“They didn’t have enough power to stop the kidnapping,” I said. “I guess none of us is safe.” I thought of Bobby Hamid: None of us in the world…
“Do you believe in justice, David?” She raised up and looked at me. Her eyes were bright with imagined starlight.
“I wouldn’t do this if I didn’t.” Women were asking me about justice this week.
“I mean real justice.”
I thought about that. I said something lame. Something egghead-stupid about fallible human institutions, the rule of law, and the razor edge between justice and vengeance.
“I believe in vengeance,” she said, a catch in her throat. “Don’t you, really?”
Before I could answer, she had me on my back and was pulling my clothes off. Then she straddled me, guiding me inside her with one sure move.

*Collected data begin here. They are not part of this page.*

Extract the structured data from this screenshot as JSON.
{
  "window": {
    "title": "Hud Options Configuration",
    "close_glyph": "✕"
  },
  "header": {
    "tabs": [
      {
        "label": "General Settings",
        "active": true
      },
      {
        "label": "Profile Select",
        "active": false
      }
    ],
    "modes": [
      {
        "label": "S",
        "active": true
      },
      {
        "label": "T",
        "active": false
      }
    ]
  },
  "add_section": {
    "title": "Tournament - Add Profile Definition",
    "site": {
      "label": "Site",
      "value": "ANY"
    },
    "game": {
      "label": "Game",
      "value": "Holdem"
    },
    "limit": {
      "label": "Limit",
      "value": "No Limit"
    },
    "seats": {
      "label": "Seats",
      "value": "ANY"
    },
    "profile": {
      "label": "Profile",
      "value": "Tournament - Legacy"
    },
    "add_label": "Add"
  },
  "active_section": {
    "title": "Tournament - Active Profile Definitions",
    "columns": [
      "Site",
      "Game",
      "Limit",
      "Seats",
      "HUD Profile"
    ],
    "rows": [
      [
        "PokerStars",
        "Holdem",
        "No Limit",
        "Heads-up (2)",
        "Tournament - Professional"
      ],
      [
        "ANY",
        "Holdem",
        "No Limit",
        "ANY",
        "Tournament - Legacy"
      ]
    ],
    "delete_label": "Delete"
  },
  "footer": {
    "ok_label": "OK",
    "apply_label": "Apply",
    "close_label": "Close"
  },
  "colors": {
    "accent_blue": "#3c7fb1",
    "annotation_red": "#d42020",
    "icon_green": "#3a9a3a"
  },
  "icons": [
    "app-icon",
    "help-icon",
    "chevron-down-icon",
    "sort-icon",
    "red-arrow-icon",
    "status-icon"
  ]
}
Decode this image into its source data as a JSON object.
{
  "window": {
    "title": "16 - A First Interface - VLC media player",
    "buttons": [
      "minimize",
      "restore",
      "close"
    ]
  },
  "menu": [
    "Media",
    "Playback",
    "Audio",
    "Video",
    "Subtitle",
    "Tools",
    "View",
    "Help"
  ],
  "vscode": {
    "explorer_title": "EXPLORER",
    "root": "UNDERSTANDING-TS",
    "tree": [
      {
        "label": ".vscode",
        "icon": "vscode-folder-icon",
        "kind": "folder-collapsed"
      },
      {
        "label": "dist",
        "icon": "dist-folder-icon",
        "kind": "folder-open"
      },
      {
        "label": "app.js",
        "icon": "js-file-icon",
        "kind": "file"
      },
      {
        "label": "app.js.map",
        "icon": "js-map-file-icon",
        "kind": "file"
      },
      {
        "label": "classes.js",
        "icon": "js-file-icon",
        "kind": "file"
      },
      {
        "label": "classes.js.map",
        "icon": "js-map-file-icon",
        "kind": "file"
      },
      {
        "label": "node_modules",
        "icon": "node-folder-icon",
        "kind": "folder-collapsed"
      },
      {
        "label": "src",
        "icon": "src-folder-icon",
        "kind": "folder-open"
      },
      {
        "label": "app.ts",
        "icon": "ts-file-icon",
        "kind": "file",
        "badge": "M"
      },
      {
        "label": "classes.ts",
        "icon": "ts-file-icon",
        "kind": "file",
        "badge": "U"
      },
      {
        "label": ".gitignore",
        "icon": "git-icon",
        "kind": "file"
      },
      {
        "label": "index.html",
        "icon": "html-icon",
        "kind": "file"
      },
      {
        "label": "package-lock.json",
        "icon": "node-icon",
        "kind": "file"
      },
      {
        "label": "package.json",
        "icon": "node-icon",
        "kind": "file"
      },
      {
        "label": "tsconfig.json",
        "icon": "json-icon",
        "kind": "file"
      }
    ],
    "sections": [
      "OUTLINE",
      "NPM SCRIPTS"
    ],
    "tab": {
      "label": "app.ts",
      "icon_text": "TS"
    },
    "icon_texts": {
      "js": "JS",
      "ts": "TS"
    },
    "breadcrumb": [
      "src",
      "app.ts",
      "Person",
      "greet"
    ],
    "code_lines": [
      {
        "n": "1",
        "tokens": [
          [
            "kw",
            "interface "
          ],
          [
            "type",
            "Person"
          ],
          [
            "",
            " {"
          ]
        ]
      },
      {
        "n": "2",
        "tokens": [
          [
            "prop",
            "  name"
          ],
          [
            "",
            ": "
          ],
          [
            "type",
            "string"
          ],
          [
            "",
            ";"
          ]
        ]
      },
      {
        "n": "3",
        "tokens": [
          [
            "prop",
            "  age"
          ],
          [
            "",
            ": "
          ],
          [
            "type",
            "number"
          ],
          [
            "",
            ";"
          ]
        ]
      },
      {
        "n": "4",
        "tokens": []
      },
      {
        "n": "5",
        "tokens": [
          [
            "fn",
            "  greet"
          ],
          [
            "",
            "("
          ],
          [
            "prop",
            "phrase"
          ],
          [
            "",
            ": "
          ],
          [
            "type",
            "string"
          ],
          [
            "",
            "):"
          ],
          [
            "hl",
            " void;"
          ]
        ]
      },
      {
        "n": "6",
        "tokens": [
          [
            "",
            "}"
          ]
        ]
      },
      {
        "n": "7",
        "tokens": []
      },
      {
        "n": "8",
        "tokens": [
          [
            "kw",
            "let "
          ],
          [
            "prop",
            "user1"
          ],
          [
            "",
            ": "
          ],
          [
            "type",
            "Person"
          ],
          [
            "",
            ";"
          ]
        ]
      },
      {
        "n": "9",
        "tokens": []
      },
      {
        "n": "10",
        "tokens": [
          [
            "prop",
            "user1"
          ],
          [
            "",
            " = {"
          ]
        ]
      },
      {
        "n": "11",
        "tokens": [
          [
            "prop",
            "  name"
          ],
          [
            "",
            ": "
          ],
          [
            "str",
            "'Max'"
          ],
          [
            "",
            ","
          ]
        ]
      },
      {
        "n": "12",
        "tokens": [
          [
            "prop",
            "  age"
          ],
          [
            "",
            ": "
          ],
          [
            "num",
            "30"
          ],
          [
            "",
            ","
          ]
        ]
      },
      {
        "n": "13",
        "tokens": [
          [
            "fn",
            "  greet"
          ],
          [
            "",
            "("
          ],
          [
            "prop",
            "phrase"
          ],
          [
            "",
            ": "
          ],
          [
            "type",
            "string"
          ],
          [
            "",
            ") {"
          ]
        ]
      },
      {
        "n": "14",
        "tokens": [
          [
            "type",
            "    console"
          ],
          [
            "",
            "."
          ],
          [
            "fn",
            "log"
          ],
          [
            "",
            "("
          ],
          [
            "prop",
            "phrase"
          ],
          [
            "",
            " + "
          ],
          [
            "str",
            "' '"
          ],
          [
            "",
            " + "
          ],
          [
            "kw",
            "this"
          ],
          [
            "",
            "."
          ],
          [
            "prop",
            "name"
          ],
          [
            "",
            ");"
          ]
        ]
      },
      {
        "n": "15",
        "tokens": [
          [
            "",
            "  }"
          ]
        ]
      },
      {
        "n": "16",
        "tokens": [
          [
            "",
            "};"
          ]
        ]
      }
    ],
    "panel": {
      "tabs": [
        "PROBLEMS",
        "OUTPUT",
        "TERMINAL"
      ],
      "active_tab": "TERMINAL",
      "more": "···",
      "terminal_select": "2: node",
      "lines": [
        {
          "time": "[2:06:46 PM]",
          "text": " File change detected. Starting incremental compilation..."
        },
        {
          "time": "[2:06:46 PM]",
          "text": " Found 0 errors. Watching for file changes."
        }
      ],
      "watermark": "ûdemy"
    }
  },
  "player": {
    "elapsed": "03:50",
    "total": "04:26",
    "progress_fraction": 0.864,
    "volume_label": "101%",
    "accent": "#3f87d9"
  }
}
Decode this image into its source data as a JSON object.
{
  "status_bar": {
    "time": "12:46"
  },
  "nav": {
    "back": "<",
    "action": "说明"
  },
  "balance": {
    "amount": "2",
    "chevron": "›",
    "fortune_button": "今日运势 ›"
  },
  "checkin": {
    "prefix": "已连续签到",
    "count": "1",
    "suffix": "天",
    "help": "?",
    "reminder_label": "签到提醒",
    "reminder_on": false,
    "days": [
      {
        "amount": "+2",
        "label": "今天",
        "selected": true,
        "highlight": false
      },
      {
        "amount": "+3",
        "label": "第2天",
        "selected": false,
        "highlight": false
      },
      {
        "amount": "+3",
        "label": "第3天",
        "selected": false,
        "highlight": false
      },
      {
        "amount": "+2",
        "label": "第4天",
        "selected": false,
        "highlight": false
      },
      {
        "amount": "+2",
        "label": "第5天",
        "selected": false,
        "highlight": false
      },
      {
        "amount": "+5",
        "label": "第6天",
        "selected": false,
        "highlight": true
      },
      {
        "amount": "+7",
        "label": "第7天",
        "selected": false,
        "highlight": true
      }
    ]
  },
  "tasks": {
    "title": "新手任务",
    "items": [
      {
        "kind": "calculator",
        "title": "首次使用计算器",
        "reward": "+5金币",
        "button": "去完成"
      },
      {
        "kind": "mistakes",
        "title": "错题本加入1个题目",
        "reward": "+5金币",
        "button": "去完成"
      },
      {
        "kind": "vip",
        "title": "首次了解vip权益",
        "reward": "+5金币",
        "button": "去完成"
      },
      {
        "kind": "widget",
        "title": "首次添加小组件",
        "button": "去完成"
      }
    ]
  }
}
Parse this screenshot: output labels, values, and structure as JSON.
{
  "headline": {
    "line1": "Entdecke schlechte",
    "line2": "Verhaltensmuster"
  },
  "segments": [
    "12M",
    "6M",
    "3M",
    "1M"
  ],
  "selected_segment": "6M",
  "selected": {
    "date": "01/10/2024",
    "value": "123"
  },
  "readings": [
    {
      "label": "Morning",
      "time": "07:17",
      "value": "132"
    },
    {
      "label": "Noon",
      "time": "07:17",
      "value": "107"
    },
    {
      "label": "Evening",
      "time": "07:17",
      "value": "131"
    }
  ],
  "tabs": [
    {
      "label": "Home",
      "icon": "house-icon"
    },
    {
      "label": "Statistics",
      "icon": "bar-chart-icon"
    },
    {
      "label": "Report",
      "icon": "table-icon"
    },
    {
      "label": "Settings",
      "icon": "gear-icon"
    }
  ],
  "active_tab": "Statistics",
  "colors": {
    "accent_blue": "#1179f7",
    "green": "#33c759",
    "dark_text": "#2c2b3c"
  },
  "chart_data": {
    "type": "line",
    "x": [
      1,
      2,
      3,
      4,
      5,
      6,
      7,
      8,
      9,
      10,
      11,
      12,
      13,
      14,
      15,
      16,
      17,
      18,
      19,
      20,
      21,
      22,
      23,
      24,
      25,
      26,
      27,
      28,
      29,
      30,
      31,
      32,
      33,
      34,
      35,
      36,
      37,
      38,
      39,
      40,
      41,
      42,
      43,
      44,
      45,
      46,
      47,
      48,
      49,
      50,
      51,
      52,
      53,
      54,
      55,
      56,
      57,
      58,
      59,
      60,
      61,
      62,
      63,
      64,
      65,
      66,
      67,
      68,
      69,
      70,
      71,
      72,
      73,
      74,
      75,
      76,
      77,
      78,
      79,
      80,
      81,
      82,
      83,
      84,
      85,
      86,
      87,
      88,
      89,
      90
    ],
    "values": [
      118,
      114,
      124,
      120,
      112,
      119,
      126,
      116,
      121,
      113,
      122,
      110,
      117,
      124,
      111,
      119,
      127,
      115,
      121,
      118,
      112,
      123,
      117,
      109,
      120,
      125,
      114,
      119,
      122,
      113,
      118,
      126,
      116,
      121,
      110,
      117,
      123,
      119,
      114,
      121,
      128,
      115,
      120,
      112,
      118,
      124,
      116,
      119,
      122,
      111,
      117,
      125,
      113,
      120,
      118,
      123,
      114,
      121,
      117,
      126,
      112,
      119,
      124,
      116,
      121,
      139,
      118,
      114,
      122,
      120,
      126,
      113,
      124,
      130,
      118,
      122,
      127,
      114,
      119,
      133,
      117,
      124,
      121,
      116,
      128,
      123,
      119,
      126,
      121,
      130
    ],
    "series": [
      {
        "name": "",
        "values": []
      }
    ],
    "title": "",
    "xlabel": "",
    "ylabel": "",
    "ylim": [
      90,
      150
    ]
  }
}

“Come here, my cactus heart.”
“What?” I was into more than hearing at that moment.
“You know what I mean.”
She rode me gently, an achingly tight sensation coursing up from my groin. She still had on the cocktail dress. I moaned and stroked her smooth knees and forgot about thinking.
“Could you ever love me like you do Lindsey?” she whispered.
“I…” She slid down on me with a twisting motion.
“Don’t lie to me, David.”
“You feel so goddamned good,” I gasped.
“That’s better.” She kissed my chest, circled my nipples with her tongue.
“You have just the right amount of chest hair,” she said. She rode me slowly, then fast and deep, tossing back her head, brushing that straight, fine hair against her shoulder blades.
“I love to play with you,” she said, slowing down again.
“I love to play with you.”
“I believe you,” she smiled, her white teeth gleaming in the half-dark.
She moved up and down, met my stroke, tensed and released. I grasped her hips, syncopated our movements.
“I want you to love me, David,” she said, quickening her pace a bit. I reached up and caressed her breasts through the fabric of the dress.
“Don’t be afraid. Don’t you see what kind of life we could have together?” She put her hands hard against my chest for purchase and moved against me with more urgency. My God, what a feeling!
The fire popped. “I want your heart.” She was breathing faster. “The heart you hide behind all those books and thoughts. You keep it from me right now.” She gasped and shuddered. Then, “It has thorns around it because you’ve been hurt before, and you are very conflicted now. I can feel that. You hold back.
“But I know it’s a good heart, like mine is a good heart…” She giggled. “Goodheart.”
She moved faster, an irresistible rhythm. Lucinda Williams sang “Right in Time.”
“I want you to come back to me when this is all over, and let me in David’s cactus heart…”
“Gretchen…”
“I love the way you say my name!” A moaned anthem. “I love you, David!”
I knew I was too far gone. I was ready to say anything. And I did.